Em sentença proferida no dia 25 deste mês, o juiz de Direito Substituto Aparecido do Nascimento Fraga, da 4ª Vara Criminal da Comarca de Rio Branco, condenou Fabriny da Silva Nogueira, o “Pitbull”, e Francisco Jarilson Ferreira Portela, o “Lágrima”,  a treze anos e dez meses e onze anos e sete meses de prisão, em regime fechado, respectivamente.

Os dois foram denunciados pelo Ministério Público do Estado do Acre (MPAC) pelos crimes previstos no art. 157, § 2º, incisos I, II e V do Código Penal Brasileiro (CPB). A Ação Penal nº 0003335-35.2014.8.01.0001 foi assinada pelo promotor de Justiça José Ruy da Silveira Lino Filho, da 9ª Promotoria de Justiça Criminal.
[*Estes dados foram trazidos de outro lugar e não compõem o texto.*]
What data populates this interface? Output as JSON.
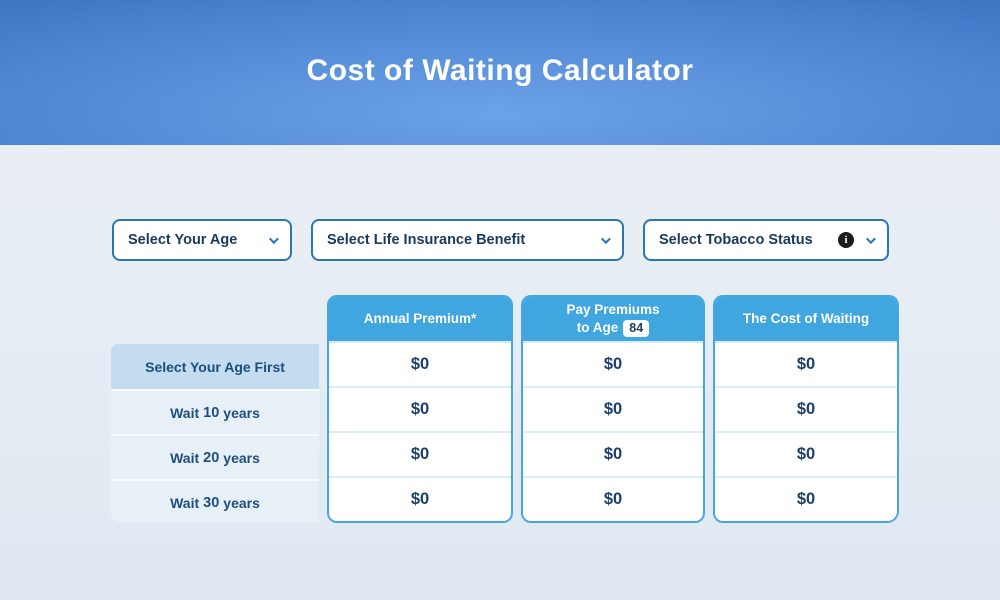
{
  "header": {
    "title": "Cost of Waiting Calculator"
  },
  "filters": {
    "age": {
      "label": "Select Your Age"
    },
    "benefit": {
      "label": "Select Life Insurance Benefit"
    },
    "tobacco": {
      "label": "Select Tobacco Status",
      "info_icon": "i"
    }
  },
  "table": {
    "columns": {
      "premium": {
        "title": "Annual Premium*"
      },
      "pay_to_age": {
        "line1": "Pay Premiums",
        "line2": "to Age",
        "age_badge": "84"
      },
      "cost_of_waiting": {
        "title": "The Cost of Waiting"
      }
    },
    "row_labels": {
      "r0": {
        "text": "Select Your Age First"
      },
      "r1": {
        "prefix": "Wait",
        "number": "10",
        "suffix": "years"
      },
      "r2": {
        "prefix": "Wait",
        "number": "20",
        "suffix": "years"
      },
      "r3": {
        "prefix": "Wait",
        "number": "30",
        "suffix": "years"
      }
    },
    "values": {
      "premium": [
        "$0",
        "$0",
        "$0",
        "$0"
      ],
      "pay_to_age": [
        "$0",
        "$0",
        "$0",
        "$0"
      ],
      "cost_of_waiting": [
        "$0",
        "$0",
        "$0",
        "$0"
      ]
    }
  },
  "colors": {
    "banner_center": "#6ba2e8",
    "banner_edge": "#1e4c9e",
    "table_header": "#3fa6e0",
    "card_border": "#45a7e2",
    "highlight_row": "#c3dcee",
    "navy_text": "#1d4e7e",
    "dropdown_border": "#2d74b5",
    "page_background": "#e9eef5"
  }
}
De acordo com a denúncia do Ministério Público, no dia 7 de abril de 2014, por volta das 14h, no Polo Geraldo Mesquita, Ramal do Sinteac, Fabriny da Silva Nogueira, utilizando uma arma, se apossou de uma motocicleta de propriedade de Andresson Martins Nascimento, que no momento do crime atuava como mototaxista clandestino.
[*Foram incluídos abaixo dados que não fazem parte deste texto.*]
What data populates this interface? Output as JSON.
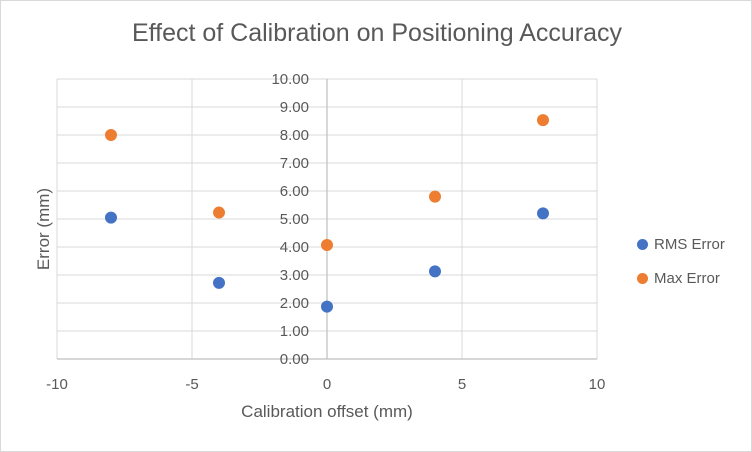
{
  "chart_data": {
    "type": "scatter",
    "title": "Effect of Calibration on Positioning Accuracy",
    "xlabel": "Calibration offset (mm)",
    "ylabel": "Error (mm)",
    "xlim": [
      -10,
      10
    ],
    "ylim": [
      0,
      10
    ],
    "x_ticks": [
      "-10",
      "-5",
      "0",
      "5",
      "10"
    ],
    "y_ticks": [
      "0.00",
      "1.00",
      "2.00",
      "3.00",
      "4.00",
      "5.00",
      "6.00",
      "7.00",
      "8.00",
      "9.00",
      "10.00"
    ],
    "grid": true,
    "legend_position": "right",
    "series": [
      {
        "name": "RMS Error",
        "color": "#4472c4",
        "x": [
          -8,
          -4,
          0,
          4,
          8
        ],
        "y": [
          5.05,
          2.72,
          1.87,
          3.13,
          5.2
        ]
      },
      {
        "name": "Max Error",
        "color": "#ed7d31",
        "x": [
          -8,
          -4,
          0,
          4,
          8
        ],
        "y": [
          8.0,
          5.23,
          4.07,
          5.8,
          8.53
        ]
      }
    ]
  }
}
Ainda segundo a denúncia, no mesmo dia, por volta de 16h, utilizando a motocicleta roubada de Andresson Nascimento, Nogueira e Francisco Jarilson Ferreira Portela, utilizando arma de fogo, tentaram assaltar a loja Pejon Cosméticos, localizada à avenida Getúlio Vargas, no centro de Rio Branco, de onde levaram determinada quantia em dinheiro, cheques e cartões de crédito.

Durante a fuga os dois foram perseguidos por uma guarnição da Polícia Militar, contra a qual Portela efetuou um disparo. Na troca de tiros  este foi atingido de raspão na cabeça e se entregou aos policiais. Quanto a Nogueira, na tentativa de se livrar dos policiais, ele tomou como refém Thiago Pereira da Silva, que utilizou para negociar sua rendição à polícia.

Em sua decisão, o magistrado entendeu que como o dono da motocicleta roubada não havia reconhecido Nogueira como a pessoa que o assaltara, não havia como condená-lo pela autoria do crime e decidiu absolvê-lo da acusação.

Além de condenados à prisão, os dois réus ainda terão que pagar trezentos e trinta dias multa, no valor de 1/30 do salário mínimo vigente à época do fato.